“A través del cartón piedra se puede contar algo verdadero. No me opongo al realismo: hay sitio para todos y todos dicen la verdad. Lo importante es la sinceridad de la intención, no tratar de provocar emociones con efectos básicos. Cuando ya son efectos de más nivel, funciona. En eso el cine se parece a la magia y al circo.” Así definió Paolo Sorrentino su acercamiento al cine, según las declaraciones recogidas por RTVE, en la clase magistral que impartió en el pasado Festival de San Sebastián. El cineasta italiano presentó Fue la mano de Dios, su último largometraje, dentro de la sección ‘Conversaciones’ del certamen. La cinta, producida por Netflix y con una referencia explícita a Maradona en su título, llegaba al festival donostiarra tras su exitoso paso por Venecia (al igual que Spencer), donde se alzó con el Gran Premio del Jurado y el premio al mejor actor emergente. Netflix, Maradona y Sorrentino: tres ingredientes que convertían a la película en uno de los highlights de la programación.

La película es la incursión de Sorrentino en el género autobiográfico. Siguiendo la estela reciente de Alfonso Cuarón en Roma (2018), Pedro Almodóvar en Dolor y gloria (2019), o Kenneth Branagh en Belfast (2021), el cineasta vuelve a su adolescencia en el Nápoles de los años 80—el momento en el que Maradona ficha por el equipo de la ciudad italiana—para contar la historia de Fabietto (alter ego del director) y su entrada (forzada) en la vida adulta. La película tiene dos mitades claramente diferenciadas, una más luminosa y otra más oscura, pero ambas están unidas por esa concepción del cine que Sorrentino defendió en la clase magistral. Efectivamente, Fue la mano de Dios es fiel a la identidad del cineasta italiano en su apuesta por el “cartón piedra” como clave narrativa; es decir, por una artificialidad—en las situaciones, el humor, la estética—que choca con un género, el autobiográfico, a priori muy vinculado a la verdad realista. “La realidad es mediocre”, se escucha en un momento de la película, y esa es la premisa de la que parte Sorrentino: aunque basa su historia en hechos reales de su propia vida, estos se cuentan de las formas más rocambolescas y artificiosas imaginables.

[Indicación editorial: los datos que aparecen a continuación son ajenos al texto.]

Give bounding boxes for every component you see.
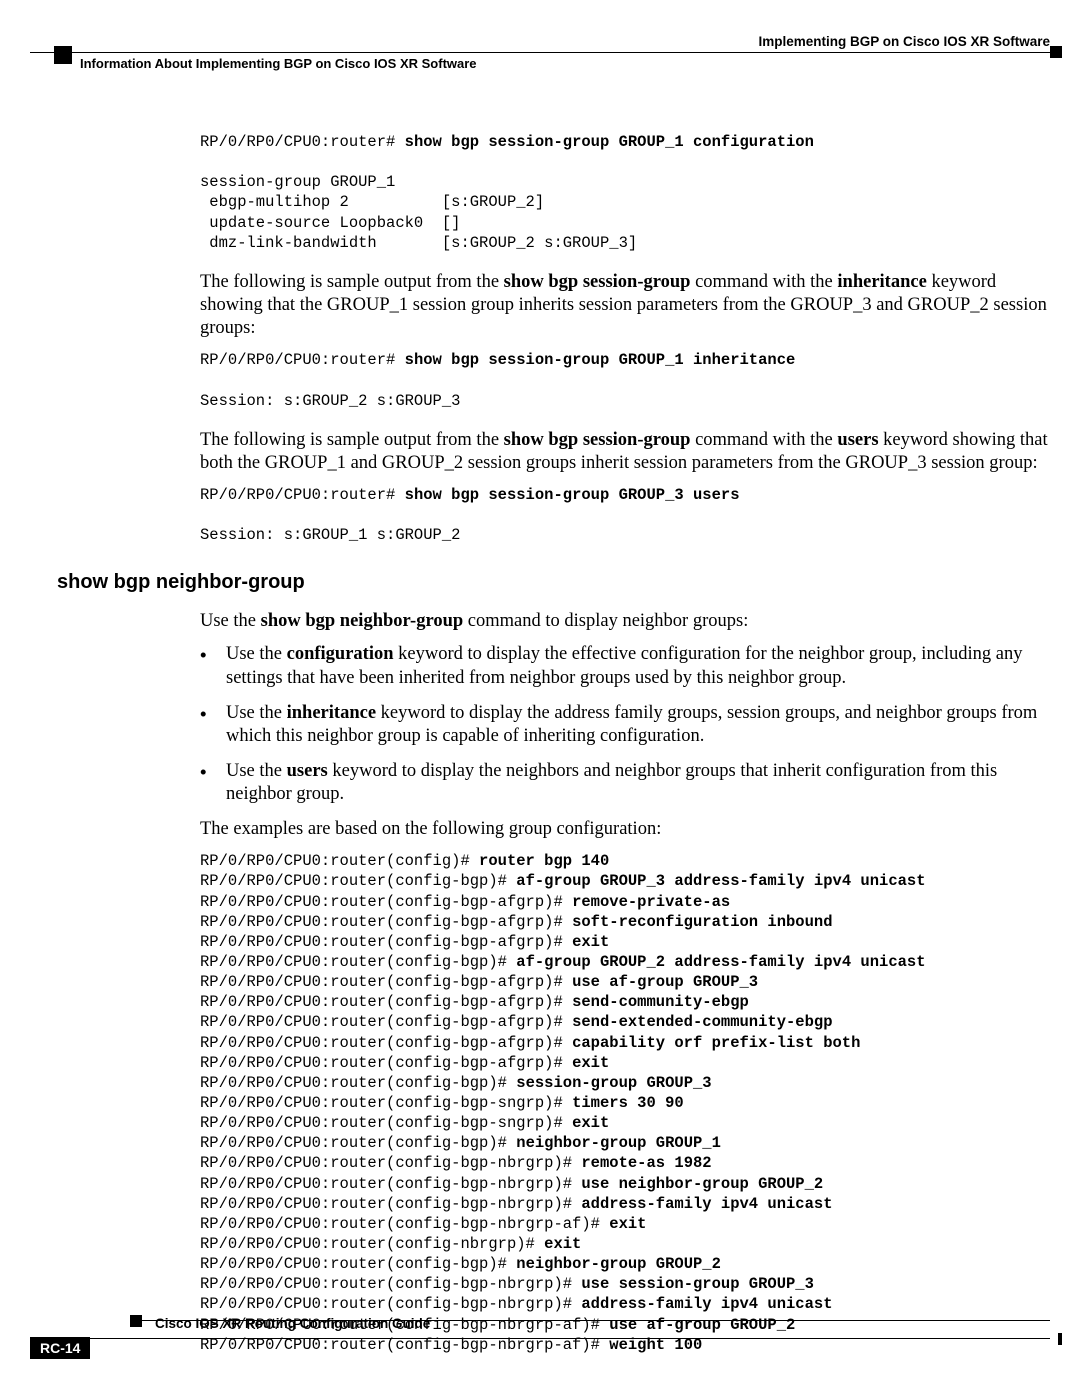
- cli-prompt: RP/0/RP0/CPU0:router(config-bgp-afgrp)#: [200, 1034, 572, 1052]
- cli-command: timers 30 90: [572, 1094, 684, 1112]
- section-heading: show bgp neighbor-group: [57, 571, 1050, 594]
- footer-rule-bottom: [30, 1338, 1050, 1339]
- cli-prompt: RP/0/RP0/CPU0:router#: [200, 351, 405, 369]
- inline-keyword: inheritance: [287, 703, 376, 723]
- inline-keyword: users: [837, 430, 878, 450]
- config-block: RP/0/RP0/CPU0:router(config)# router bgp…: [200, 851, 1050, 1355]
- cli-command: soft-reconfiguration inbound: [572, 913, 832, 931]
- footer-right-mark: [1058, 1333, 1062, 1345]
- cli-prompt: RP/0/RP0/CPU0:router(config-bgp-afgrp)#: [200, 1054, 572, 1072]
- cli-command: exit: [572, 1054, 609, 1072]
- section-body: Use the show bgp neighbor-group command …: [200, 610, 1050, 1355]
- cli-block-2: RP/0/RP0/CPU0:router# show bgp session-g…: [200, 350, 1050, 410]
- inline-command: show bgp session-group: [504, 272, 691, 292]
- cli-command: neighbor-group GROUP_2: [516, 1255, 721, 1273]
- cli-command: remote-as 1982: [581, 1154, 711, 1172]
- cli-prompt: RP/0/RP0/CPU0:router(config-bgp-afgrp)#: [200, 913, 572, 931]
- cli-prompt: RP/0/RP0/CPU0:router(config-bgp-afgrp)#: [200, 973, 572, 991]
- cli-command: router bgp 140: [479, 852, 609, 870]
- cli-prompt: RP/0/RP0/CPU0:router(config-bgp)#: [200, 1255, 516, 1273]
- document-page: Implementing BGP on Cisco IOS XR Softwar…: [0, 0, 1080, 1397]
- inline-keyword: inheritance: [837, 272, 926, 292]
- cli-command: exit: [572, 933, 609, 951]
- cli-command: exit: [572, 1114, 609, 1132]
- cli-block-3: RP/0/RP0/CPU0:router# show bgp session-g…: [200, 485, 1050, 545]
- cli-prompt: RP/0/RP0/CPU0:router(config-bgp-nbrgrp)#: [200, 1154, 581, 1172]
- inline-keyword: configuration: [287, 644, 394, 664]
- inline-keyword: users: [287, 761, 328, 781]
- cli-block-1: RP/0/RP0/CPU0:router# show bgp session-g…: [200, 132, 1050, 253]
- cli-command: neighbor-group GROUP_1: [516, 1134, 721, 1152]
- list-item: •Use the users keyword to display the ne…: [200, 760, 1050, 806]
- cli-prompt: RP/0/RP0/CPU0:router(config-bgp)#: [200, 1074, 516, 1092]
- cli-command: af-group GROUP_2 address-family ipv4 uni…: [516, 953, 925, 971]
- paragraph: The following is sample output from the …: [200, 429, 1050, 475]
- page-header: Implementing BGP on Cisco IOS XR Softwar…: [0, 0, 1080, 72]
- bullet-glyph: •: [200, 643, 226, 689]
- list-item: •Use the inheritance keyword to display …: [200, 702, 1050, 748]
- footer-glyph: [130, 1315, 142, 1327]
- cli-prompt: RP/0/RP0/CPU0:router(config-bgp)#: [200, 872, 516, 890]
- cli-prompt: RP/0/RP0/CPU0:router(config-bgp-nbrgrp)#: [200, 1195, 581, 1213]
- list-item: •Use the configuration keyword to displa…: [200, 643, 1050, 689]
- cli-command: send-community-ebgp: [572, 993, 749, 1011]
- cli-prompt: RP/0/RP0/CPU0:router(config-bgp)#: [200, 953, 516, 971]
- cli-command: address-family ipv4 unicast: [581, 1295, 832, 1313]
- cli-prompt: RP/0/RP0/CPU0:router(config-bgp-sngrp)#: [200, 1094, 572, 1112]
- cli-output: Session: s:GROUP_1 s:GROUP_2: [200, 526, 460, 544]
- cli-prompt: RP/0/RP0/CPU0:router(config-bgp-nbrgrp)#: [200, 1275, 581, 1293]
- paragraph: The examples are based on the following …: [200, 818, 1050, 841]
- cli-command: use neighbor-group GROUP_2: [581, 1175, 823, 1193]
- cli-command: use af-group GROUP_2: [609, 1316, 795, 1334]
- cli-command: capability orf prefix-list both: [572, 1034, 860, 1052]
- cli-command: exit: [544, 1235, 581, 1253]
- bullet-list: •Use the configuration keyword to displa…: [200, 643, 1050, 806]
- cli-prompt: RP/0/RP0/CPU0:router#: [200, 133, 405, 151]
- cli-command: remove-private-as: [572, 893, 730, 911]
- cli-command: session-group GROUP_3: [516, 1074, 711, 1092]
- cli-prompt: RP/0/RP0/CPU0:router(config-bgp-afgrp)#: [200, 933, 572, 951]
- cli-prompt: RP/0/RP0/CPU0:router(config-bgp-afgrp)#: [200, 1013, 572, 1031]
- header-section-glyph: [54, 46, 72, 64]
- footer-guide-title: Cisco IOS XR Routing Configuration Guide: [155, 1316, 430, 1331]
- cli-prompt: RP/0/RP0/CPU0:router(config-bgp-nbrgrp)#: [200, 1295, 581, 1313]
- page-body: RP/0/RP0/CPU0:router# show bgp session-g…: [200, 72, 1050, 545]
- cli-prompt: RP/0/RP0/CPU0:router(config-bgp-nbrgrp-a…: [200, 1215, 609, 1233]
- inline-command: show bgp session-group: [504, 430, 691, 450]
- paragraph: Use the show bgp neighbor-group command …: [200, 610, 1050, 633]
- cli-command: use af-group GROUP_3: [572, 973, 758, 991]
- cli-prompt: RP/0/RP0/CPU0:router(config-bgp-afgrp)#: [200, 893, 572, 911]
- cli-prompt: RP/0/RP0/CPU0:router(config-nbrgrp)#: [200, 1235, 544, 1253]
- page-number: RC-14: [30, 1337, 90, 1359]
- cli-prompt: RP/0/RP0/CPU0:router(config-bgp-afgrp)#: [200, 993, 572, 1011]
- paragraph: The following is sample output from the …: [200, 271, 1050, 340]
- cli-prompt: RP/0/RP0/CPU0:router#: [200, 486, 405, 504]
- cli-command: show bgp session-group GROUP_1 inheritan…: [405, 351, 796, 369]
- cli-command: address-family ipv4 unicast: [581, 1195, 832, 1213]
- cli-command: exit: [609, 1215, 646, 1233]
- bullet-glyph: •: [200, 702, 226, 748]
- cli-output: session-group GROUP_1 ebgp-multihop 2 [s…: [200, 173, 637, 251]
- header-section-title: Information About Implementing BGP on Ci…: [80, 56, 477, 71]
- cli-prompt: RP/0/RP0/CPU0:router(config)#: [200, 852, 479, 870]
- bullet-glyph: •: [200, 760, 226, 806]
- cli-prompt: RP/0/RP0/CPU0:router(config-bgp-sngrp)#: [200, 1114, 572, 1132]
- cli-prompt: RP/0/RP0/CPU0:router(config-bgp)#: [200, 1134, 516, 1152]
- cli-command: show bgp session-group GROUP_1 configura…: [405, 133, 814, 151]
- cli-command: af-group GROUP_3 address-family ipv4 uni…: [516, 872, 925, 890]
- header-doc-title: Implementing BGP on Cisco IOS XR Softwar…: [758, 34, 1050, 49]
- header-rule: [30, 52, 1062, 53]
- cli-command: send-extended-community-ebgp: [572, 1013, 832, 1031]
- cli-command: use session-group GROUP_3: [581, 1275, 814, 1293]
- cli-command: show bgp session-group GROUP_3 users: [405, 486, 740, 504]
- inline-command: show bgp neighbor-group: [261, 611, 464, 631]
- cli-prompt: RP/0/RP0/CPU0:router(config-bgp-nbrgrp)#: [200, 1175, 581, 1193]
- cli-output: Session: s:GROUP_2 s:GROUP_3: [200, 392, 460, 410]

En sus anteriores películas, el enfoque de Sorrentino me fascinaba en su derroche visual, pero a su vez me impedía una verdadera implicación emocional. Como diría Risto Mejide, sus películas (o al menos la mayoría de ellas) tenían un efecto consolador: eran perfectas en la ejecución, pero frías en el sentimiento. La sorpresa con Fue la mano de Dios es que, sin perder la genialidad visual que caracteriza al italiano, la película es capaz de emocionar. Sorrentino encuentra el equilibrio exacto entre estética y emoción, humor y drama, artificialidad y verdad. Para algunos, que sea su película más “accesible” será un fallo más que una virtud. Para mí, es un giro que su cine necesitaba como agua de mayo, y que no implica una cesión ante las presiones del gran público. Al contrario, su sello sigue siendo 100% reconocible, pero, quizás por ser su obra más personal, esta vez consigue hacerte reír, llorar y disfrutar a partes iguales.